1982
Os peçonhentos
Por Vitor Velloso
Durante o Festival É Tudo Verdade 2020
A guerra e a mídia são poderosas aliadas do poder imperialista, quando lhe convém, faz-se propaganda para o lado que interessa à situação. A TV é a máxima do controle midiático em torno das particularidades de um controle das notícias que são dadas, principalmente se as emissoras estiverem ao lado do Estado. O caso é fértil para o debate, pois a ditadura militar argentina seguia seu curso, mas a retomada de controle nas Malvinas, em “1982″ (2019), tornou o apoio popular e midiático a favor do “triunfo” militar. Uma ova. Mao cita uma frase de um indivíduo que proferiu no Tchempao: Levantem o vosso punho esquerdo para abater o imperialismo e o direito para abater o Partido Comunista. A burguesia argentina fez o mesmo, até onde lhe convém, com nomes trocados e ideologia mutante.
Lucas Gallo que assina a direção, tenta compreender os meandros dessa vertente ufanista, que vende a imagem de um país unido, como quem remonta um sonho latino, para declarar apoio aos militares contra a potência européia. No fim, não é difícil reconhecer que há um hibridismo ideológico que caminha de acordo com seus interesses particulares. E o documentário consegue fazer isso com maestria, pois não recorre à parábolas, narrações etc apenas utiliza parte da programação da TV argentina de 1982, em especial o “60 minutos” e reconstrói todo um imaginário, dentro de um contexto dado em textos no início da exibição do filme. A montagem é absolutamente eficaz em concatenar o falseamento do discurso através da encenação que é feita. Uma campanha com todo o veneno da burguesia. A classe peçonhenta vislumbrava um rompimento político, queria sua fatia da participação.

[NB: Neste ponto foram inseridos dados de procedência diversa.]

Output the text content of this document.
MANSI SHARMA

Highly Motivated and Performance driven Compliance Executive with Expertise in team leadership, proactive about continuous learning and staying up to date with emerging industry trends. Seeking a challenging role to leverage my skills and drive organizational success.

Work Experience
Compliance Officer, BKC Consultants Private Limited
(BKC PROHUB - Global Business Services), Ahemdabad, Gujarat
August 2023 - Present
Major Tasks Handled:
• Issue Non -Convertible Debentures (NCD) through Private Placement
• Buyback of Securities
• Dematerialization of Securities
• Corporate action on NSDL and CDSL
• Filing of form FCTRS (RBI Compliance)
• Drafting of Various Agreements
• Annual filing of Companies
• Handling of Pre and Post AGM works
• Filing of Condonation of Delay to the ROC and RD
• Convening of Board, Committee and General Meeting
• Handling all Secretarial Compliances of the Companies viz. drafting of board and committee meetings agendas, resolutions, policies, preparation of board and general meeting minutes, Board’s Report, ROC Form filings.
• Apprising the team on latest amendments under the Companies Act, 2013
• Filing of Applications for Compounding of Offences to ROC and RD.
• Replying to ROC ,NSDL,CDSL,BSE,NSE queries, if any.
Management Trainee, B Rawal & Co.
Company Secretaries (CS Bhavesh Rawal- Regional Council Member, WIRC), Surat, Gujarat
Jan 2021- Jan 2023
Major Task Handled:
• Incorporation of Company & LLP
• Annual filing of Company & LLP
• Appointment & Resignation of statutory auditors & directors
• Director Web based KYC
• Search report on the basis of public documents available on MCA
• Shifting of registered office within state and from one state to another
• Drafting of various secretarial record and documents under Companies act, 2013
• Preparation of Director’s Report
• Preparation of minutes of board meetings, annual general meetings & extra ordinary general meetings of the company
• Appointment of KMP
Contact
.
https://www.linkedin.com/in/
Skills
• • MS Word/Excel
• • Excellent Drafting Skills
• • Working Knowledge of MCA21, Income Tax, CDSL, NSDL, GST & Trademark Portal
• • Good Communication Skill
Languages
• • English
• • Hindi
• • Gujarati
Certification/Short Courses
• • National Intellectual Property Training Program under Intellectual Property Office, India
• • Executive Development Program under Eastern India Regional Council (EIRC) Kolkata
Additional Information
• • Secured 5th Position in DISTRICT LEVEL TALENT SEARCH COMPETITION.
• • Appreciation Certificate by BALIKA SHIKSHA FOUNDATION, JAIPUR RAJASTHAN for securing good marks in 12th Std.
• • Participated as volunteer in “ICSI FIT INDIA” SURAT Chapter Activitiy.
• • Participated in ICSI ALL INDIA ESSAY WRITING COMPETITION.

O movimento interessante é não tornar o assunto da ditadura uma matéria de crítica, é necessário compreender uma geração pós-68, que viu seus direitos privados, jamais os coletivos, serem dados pelos agentes do capitalismo, o neoliberalismo ganha seus contornos mais acentuados e a alienação nos países subdesenvolvidos, vítimas de ditaduras duríssimas, é apadrinhada pela gangrena televisiva. O inimigo possui rosto e forma quando a mídia constrói essa demanda, do contrário, a situação está sempre a melhorar, o pleno desenvolvimento dessa classe tacanha e medíocre, que apela para a manipulação intelectual por deter o poder da comunicação.
“1982” consegue transportar a TV dos anos 80 como linguagem para seu filme. Seus cortes são precisos, atingem propriamente aquilo que deseja. Sem dizer palavra, consegue organizar suas ideias de maneira cirúrgica, pois desconstrói a imagem da burguesia, por ela mesma, deixando-os se esgotarem. A podridão passa ao expositivo, a cortina de fumaça é a deixa necessária para o bote dos infelizes, o povo é vitimado, uma guerra explode, o “criança esperança” da guerra é aberto. Não há escrúpulos, toda a mobilização que é feita em torno do apoio ao militares é de um nacionalismo importado, que vemos atualmente no Brasil. Esse ufanismo canhestro, abestalhado, atrapalhado, que defende um símbolo que não desconhece, uma História que ignora.
E é onde a montagem consegue construir as nuances com a paciência devida, pois se utiliza da linguagem da TV, com suas transições, para ir construindo o quebra-cabeça alienador que era a sociedade argentina naquele momento, ou pelo menos aquela que a mídia retratava. O filme vai colocando argamassa nesse balaio de material de arquivo, onde sua triagem parece ser feita no que há de mais tacanho e ignóbil. E assim como “O Processo” (que não usa arquivo), faz a imagem da decadência reacionária ir ganhando espaço sob o nacionalismo importado. Essa mesma ideologia de mercado, ideológica, que transformou o séc. XXI na máquina de retrocesso que é.
“1982” é um retrato de uma sociedade desmotivada e atada, que encontra na violência uma forma de manifestação de apoio ao seu país, sem reconhecer os algozes que aplaudem. Do outro lado, a mídia cria o terreno perfeito para o bote da burguesia na decadência no governo, pois compreendem que toda essa movimentação irá cessar e, em algum momento, o poder estará vago. Mas para isso, é necessário criar uma cortina de fumaça absolutamente ágil em atender um populismo midiático que renovará as forças dessa burguesia.
A descrição nos lembra o hoje, onde a emissora assume o posto de vigilante pois reconhece que a decadência reacionária do gado descerebrado chegará ao fim. As cobras se digladiam.